Los últimos meses habían sido como una batalla en el frente de cualquier guerra. Pura distorsión. El tiempo allí era una gota en un cubo de agua, o todo lo contrario, un efecto de mariposa y huracán. Las sonrisas se esbozaban entre lutos, a media asta. El ánimo tan pronto se sentía como septiembre en la boca de un niño o como una respiración refleja y obviada. Si sólo pudieran aguantar un poco más, algo acabaría cambiando. Pero en aquel tiempo y en aquel lugar, las expectativas incumplidas eran el cepo de las ilusiones de los hombres, que atrapadas, no morían, peor, agonizaban en un llanto feroz que resonaba en el cielo como un tambor de guerra. Los días buenos lo eran a medias en realidad, pero dejaban una estela de algo mejor, esperanza. Los malos eran mierda contra un ventilador.
Recordaba la última
noche antes de morir. Estaba tumbado en el catre, apenas un amasijo de 60 kilos
de carne, rabia y confusión amarrado a su propio pecho en un gesto de amor perdido.
Qué fácil era cuando dormía y qué disfuncional el resto del tiempo.

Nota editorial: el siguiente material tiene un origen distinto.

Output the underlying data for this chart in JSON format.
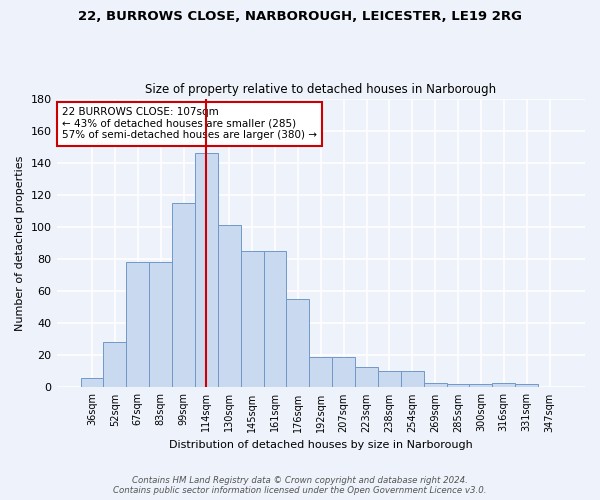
{
  "title1": "22, BURROWS CLOSE, NARBOROUGH, LEICESTER, LE19 2RG",
  "title2": "Size of property relative to detached houses in Narborough",
  "xlabel": "Distribution of detached houses by size in Narborough",
  "ylabel": "Number of detached properties",
  "bar_labels": [
    "36sqm",
    "52sqm",
    "67sqm",
    "83sqm",
    "99sqm",
    "114sqm",
    "130sqm",
    "145sqm",
    "161sqm",
    "176sqm",
    "192sqm",
    "207sqm",
    "223sqm",
    "238sqm",
    "254sqm",
    "269sqm",
    "285sqm",
    "300sqm",
    "316sqm",
    "331sqm",
    "347sqm"
  ],
  "bar_values": [
    6,
    28,
    78,
    78,
    115,
    146,
    101,
    85,
    85,
    55,
    19,
    19,
    13,
    10,
    10,
    3,
    2,
    2,
    3,
    2,
    0
  ],
  "bar_color": "#c9d9f0",
  "bar_edge_color": "#7098c8",
  "vline_x": 5,
  "vline_color": "#cc0000",
  "annotation_text": "22 BURROWS CLOSE: 107sqm\n← 43% of detached houses are smaller (285)\n57% of semi-detached houses are larger (380) →",
  "annotation_box_color": "#ffffff",
  "annotation_edge_color": "#cc0000",
  "ylim": [
    0,
    180
  ],
  "yticks": [
    0,
    20,
    40,
    60,
    80,
    100,
    120,
    140,
    160,
    180
  ],
  "footer1": "Contains HM Land Registry data © Crown copyright and database right 2024.",
  "footer2": "Contains public sector information licensed under the Open Government Licence v3.0.",
  "background_color": "#eef2fb",
  "grid_color": "#ffffff"
}
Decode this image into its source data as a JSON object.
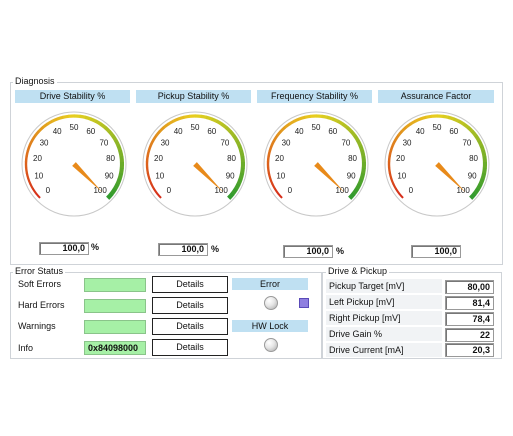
{
  "diagnosis": {
    "title": "Diagnosis",
    "gauges": [
      {
        "label": "Drive Stability %",
        "value": 100,
        "readout": "100,0",
        "unit": "%",
        "ticks": [
          "0",
          "10",
          "20",
          "30",
          "40",
          "50",
          "60",
          "70",
          "80",
          "90",
          "100"
        ]
      },
      {
        "label": "Pickup Stability %",
        "value": 100,
        "readout": "100,0",
        "unit": "%",
        "ticks": [
          "0",
          "10",
          "20",
          "30",
          "40",
          "50",
          "60",
          "70",
          "80",
          "90",
          "100"
        ]
      },
      {
        "label": "Frequency Stability %",
        "value": 100,
        "readout": "100,0",
        "unit": "%",
        "ticks": [
          "0",
          "10",
          "20",
          "30",
          "40",
          "50",
          "60",
          "70",
          "80",
          "90",
          "100"
        ]
      },
      {
        "label": "Assurance Factor",
        "value": 100,
        "readout": "100,0",
        "unit": "",
        "ticks": [
          "0",
          "10",
          "20",
          "30",
          "40",
          "50",
          "60",
          "70",
          "80",
          "90",
          "100"
        ]
      }
    ]
  },
  "error_status": {
    "title": "Error Status",
    "rows": [
      {
        "label": "Soft Errors",
        "indicator": "",
        "button": "Details"
      },
      {
        "label": "Hard Errors",
        "indicator": "",
        "button": "Details"
      },
      {
        "label": "Warnings",
        "indicator": "",
        "button": "Details"
      },
      {
        "label": "Info",
        "indicator": "0x84098000",
        "button": "Details"
      }
    ],
    "error_label": "Error",
    "hwlock_label": "HW Lock"
  },
  "drive_pickup": {
    "title": "Drive & Pickup",
    "rows": [
      {
        "label": "Pickup Target [mV]",
        "value": "80,00"
      },
      {
        "label": "Left Pickup [mV]",
        "value": "81,4"
      },
      {
        "label": "Right Pickup [mV]",
        "value": "78,4"
      },
      {
        "label": "Drive Gain %",
        "value": "22"
      },
      {
        "label": "Drive Current [mA]",
        "value": "20,3"
      }
    ]
  },
  "colors": {
    "header_blue": "#bfe0f2",
    "led_green": "#a6f0a6",
    "needle": "#e88a1a",
    "scale_red": "#d62a1a",
    "scale_yellow": "#e8d020",
    "scale_green": "#2e9a2e"
  }
}
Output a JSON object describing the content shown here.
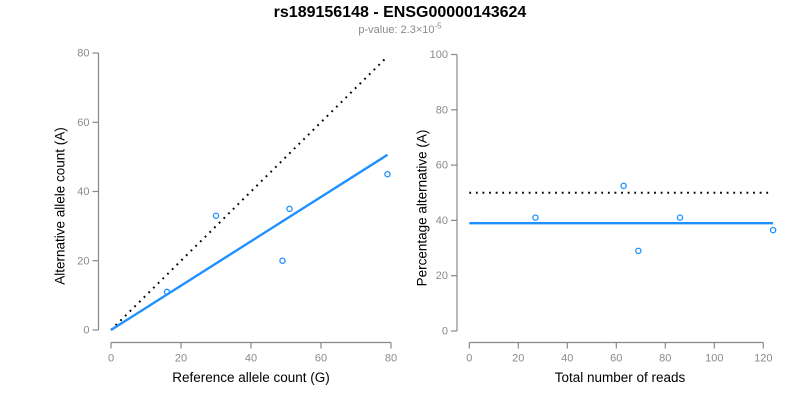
{
  "header": {
    "title": "rs189156148 - ENSG00000143624",
    "pvalue_label": "p-value: 2.3×10",
    "pvalue_exponent": "-5"
  },
  "colors": {
    "accent_blue": "#1E90FF",
    "dotted_black": "#000000",
    "axis": "#888888",
    "tick_label": "#8a8a8a",
    "axis_title": "#000000",
    "subtitle": "#8a8a8a",
    "background": "#ffffff"
  },
  "chart_data": [
    {
      "type": "scatter",
      "title": "",
      "xlabel": "Reference allele count (G)",
      "ylabel": "Alternative allele count (A)",
      "xlim": [
        0,
        80
      ],
      "ylim": [
        0,
        80
      ],
      "xticks": [
        0,
        20,
        40,
        60,
        80
      ],
      "yticks": [
        0,
        20,
        40,
        60,
        80
      ],
      "grid": false,
      "legend": "none",
      "points": [
        {
          "x": 16,
          "y": 11
        },
        {
          "x": 30,
          "y": 33
        },
        {
          "x": 49,
          "y": 20
        },
        {
          "x": 51,
          "y": 35
        },
        {
          "x": 79,
          "y": 45
        }
      ],
      "lines": [
        {
          "name": "identity-line",
          "style": "dotted",
          "color": "#000000",
          "x1": 0,
          "y1": 0,
          "x2": 79,
          "y2": 79
        },
        {
          "name": "fit-line",
          "style": "solid",
          "color": "#1E90FF",
          "x1": 0,
          "y1": 0,
          "x2": 79,
          "y2": 50.6
        }
      ]
    },
    {
      "type": "scatter",
      "title": "",
      "xlabel": "Total number of reads",
      "ylabel": "Percentage alternative (A)",
      "xlim": [
        0,
        124
      ],
      "ylim": [
        0,
        100
      ],
      "xticks": [
        0,
        20,
        40,
        60,
        80,
        100,
        120
      ],
      "yticks": [
        0,
        20,
        40,
        60,
        80,
        100
      ],
      "grid": false,
      "legend": "none",
      "points": [
        {
          "x": 27,
          "y": 41
        },
        {
          "x": 63,
          "y": 52.5
        },
        {
          "x": 69,
          "y": 29
        },
        {
          "x": 86,
          "y": 41
        },
        {
          "x": 124,
          "y": 36.5
        }
      ],
      "lines": [
        {
          "name": "expected-50pct-line",
          "style": "dotted",
          "color": "#000000",
          "x1": 0,
          "y1": 50,
          "x2": 122,
          "y2": 50
        },
        {
          "name": "mean-percentage-line",
          "style": "solid",
          "color": "#1E90FF",
          "x1": 0,
          "y1": 39,
          "x2": 124,
          "y2": 39
        }
      ]
    }
  ]
}
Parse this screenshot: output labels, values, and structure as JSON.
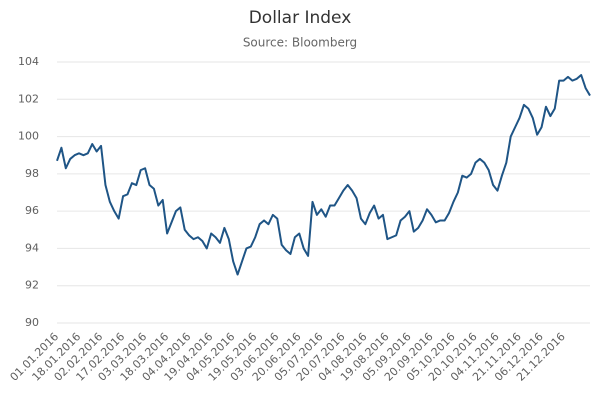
{
  "chart_data": {
    "type": "line",
    "title": "Dollar Index",
    "subtitle": "Source: Bloomberg",
    "categories": [
      "01.01.2016",
      null,
      null,
      null,
      null,
      "18.01.2016",
      null,
      null,
      null,
      null,
      "02.02.2016",
      null,
      null,
      null,
      null,
      "17.02.2016",
      null,
      null,
      null,
      null,
      "03.03.2016",
      null,
      null,
      null,
      null,
      "18.03.2016",
      null,
      null,
      null,
      null,
      "04.04.2016",
      null,
      null,
      null,
      null,
      "19.04.2016",
      null,
      null,
      null,
      null,
      "04.05.2016",
      null,
      null,
      null,
      null,
      "19.05.2016",
      null,
      null,
      null,
      null,
      "03.06.2016",
      null,
      null,
      null,
      null,
      "20.06.2016",
      null,
      null,
      null,
      null,
      "05.07.2016",
      null,
      null,
      null,
      null,
      "20.07.2016",
      null,
      null,
      null,
      null,
      "04.08.2016",
      null,
      null,
      null,
      null,
      "19.08.2016",
      null,
      null,
      null,
      null,
      "05.09.2016",
      null,
      null,
      null,
      null,
      "20.09.2016",
      null,
      null,
      null,
      null,
      "05.10.2016",
      null,
      null,
      null,
      null,
      "20.10.2016",
      null,
      null,
      null,
      null,
      "04.11.2016",
      null,
      null,
      null,
      null,
      "21.11.2016",
      null,
      null,
      null,
      null,
      "06.12.2016",
      null,
      null,
      null,
      null,
      "21.12.2016",
      null,
      null,
      null,
      null,
      null,
      null
    ],
    "series": [
      {
        "name": "Dollar Index",
        "color": "#1f5586",
        "values": [
          98.7,
          99.4,
          98.3,
          98.8,
          99.0,
          99.1,
          99.0,
          99.1,
          99.6,
          99.2,
          99.5,
          97.4,
          96.5,
          96.0,
          95.6,
          96.8,
          96.9,
          97.5,
          97.4,
          98.2,
          98.3,
          97.4,
          97.2,
          96.3,
          96.6,
          94.8,
          95.4,
          96.0,
          96.2,
          95.0,
          94.7,
          94.5,
          94.6,
          94.4,
          94.0,
          94.8,
          94.6,
          94.3,
          95.1,
          94.5,
          93.3,
          92.6,
          93.3,
          94.0,
          94.1,
          94.6,
          95.3,
          95.5,
          95.3,
          95.8,
          95.6,
          94.2,
          93.9,
          93.7,
          94.6,
          94.8,
          94.0,
          93.6,
          96.5,
          95.8,
          96.1,
          95.7,
          96.3,
          96.3,
          96.7,
          97.1,
          97.4,
          97.1,
          96.7,
          95.6,
          95.3,
          95.9,
          96.3,
          95.6,
          95.8,
          94.5,
          94.6,
          94.7,
          95.5,
          95.7,
          96.0,
          94.9,
          95.1,
          95.5,
          96.1,
          95.8,
          95.4,
          95.5,
          95.5,
          95.9,
          96.5,
          97.0,
          97.9,
          97.8,
          98.0,
          98.6,
          98.8,
          98.6,
          98.2,
          97.4,
          97.1,
          97.9,
          98.6,
          100.0,
          100.5,
          101.0,
          101.7,
          101.5,
          101.0,
          100.1,
          100.5,
          101.6,
          101.1,
          101.5,
          103.0,
          103.0,
          103.2,
          103.0,
          103.1,
          103.3,
          102.6,
          102.2
        ]
      }
    ],
    "ylim": [
      90,
      104
    ],
    "yticks": [
      90,
      92,
      94,
      96,
      98,
      100,
      102,
      104
    ],
    "grid": true
  }
}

Le recordó
aquel viaje en autobús, antes de que todo aquello comenzara, el primero en que la sostuvo entre sus brazos y por ello se quedó mucho más rato despierto, acariciando
su pelo moreno mientras dormía. Que bello. Alcanzó a dormirse repitiéndose en voz baja la consigna que, le habían asegurado al alistarse, habría de
mantenerle alejado de la deserción.
<<El alba
traerá la victoria. El alba traerá la victoria. >>
Sólo que el alba
trajo metralla. Lo encontraron más tarde aquel día, junto a otros muchos, al
hacer recuento. Llegó tan joven y tan ilusionado. 15 años envejecidos
de golpe. Vapuleado, ensangrentado, sucio, encogido. El escombro de un hombre, extrañamente sonriente. Al menos ya estaba muerto.
El amor loco, de polilla y llama, es como una batalla en el frente de cualquier guerra.